Referring to the approved budget estimates for 2020, Dr Gonsalves said the estimates of expenditure showed about EC$2 million less than the estimates for current revenue. He noted that it meant “on the face of it, there was a surplus budgeted last year.”
“Then COVID came; we had a supplementary budget in April, April the 7th. Then, then what happened? The estimates had to be revised, expenditure increased to $709.3 million from 678 (million dollars) and current revenue was revised downwards from the approved estimates of 680 [million dollars] to 605 (million dollars); by some $75 million.”
“It meant, therefore, the budget estimates plus the supplementary had you a deficit on the current account budgeted at about $100 million.
“But we had made the point that there are items in the approved estimates which we will not spend and that they were reallocated into the supplementary so that even though the revenues were reduced in the actual implementation of the revised estimates, you will have a better fit so that you will not end up with $100 million in the deficit on the current account,” he said.
Prime Minister Gonsalves further stated: “Last year, we had a decline – depending on who you take it from, whether you take it from IMF or our own persons, of just under 5% decline, contraction in the economy or whether you take it from the ECCB, which is about contraction of 3 percent, because of the way we managed the Covid pandemic last year and managed the economy, our revenue numbers remain basically stable in relation to 2019; and that where we spent more we made up for it with grants and soft loans to help to carry us through.”
“In 2021, it is explained that this would be a difficult year.
“Madame Speaker, the first three months of last year our revenues increased by nine and a half percent because we had a very good first three months in tourism.
“For instance, in the first three months of last year, 100,000 cruise ship passengers came to St. Vincent and the Grenadines – land-based tourism and yachting tourism, they were fairly buoyant.
And then you began to have sharp declines everywhere in the region. But in St. Vincent and the Grenadines the decline in terms of revenues was far less than in every other country in Caricom, save and except Guyana – and Guyana is a new rich oil country on the move.”

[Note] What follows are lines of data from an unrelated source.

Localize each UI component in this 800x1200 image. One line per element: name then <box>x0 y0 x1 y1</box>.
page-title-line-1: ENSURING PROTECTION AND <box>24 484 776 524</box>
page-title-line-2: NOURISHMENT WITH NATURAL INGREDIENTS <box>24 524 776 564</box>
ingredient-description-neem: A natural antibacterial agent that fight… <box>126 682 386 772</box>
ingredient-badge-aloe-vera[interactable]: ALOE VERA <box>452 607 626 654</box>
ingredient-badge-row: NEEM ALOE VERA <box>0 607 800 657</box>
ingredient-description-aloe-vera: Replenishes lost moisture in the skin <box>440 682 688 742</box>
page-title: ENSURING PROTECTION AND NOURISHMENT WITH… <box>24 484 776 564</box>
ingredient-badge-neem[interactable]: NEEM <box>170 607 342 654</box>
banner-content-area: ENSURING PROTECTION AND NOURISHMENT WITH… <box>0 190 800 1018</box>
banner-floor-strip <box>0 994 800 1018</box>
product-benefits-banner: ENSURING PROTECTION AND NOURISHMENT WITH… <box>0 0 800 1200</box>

The Prime Minister said that the contraction of this country’s economy was far less than in every other place, save and except Guyana
Madame Speaker, while our revenues held, is because you went up by nine and a half in the first quarter. In April our revenues fell by 20 percent. It began to be stabilized in June, in July; increased in August, a little in September and so it went on like a yoyo,” he said.
Prime Minister Gonsalves said that two reasons for this country’s economic performance were: this country did not lockdown amid the Covid-19 pandemic and its impact; and because the economy is more diversified and not so much dependent on tourism.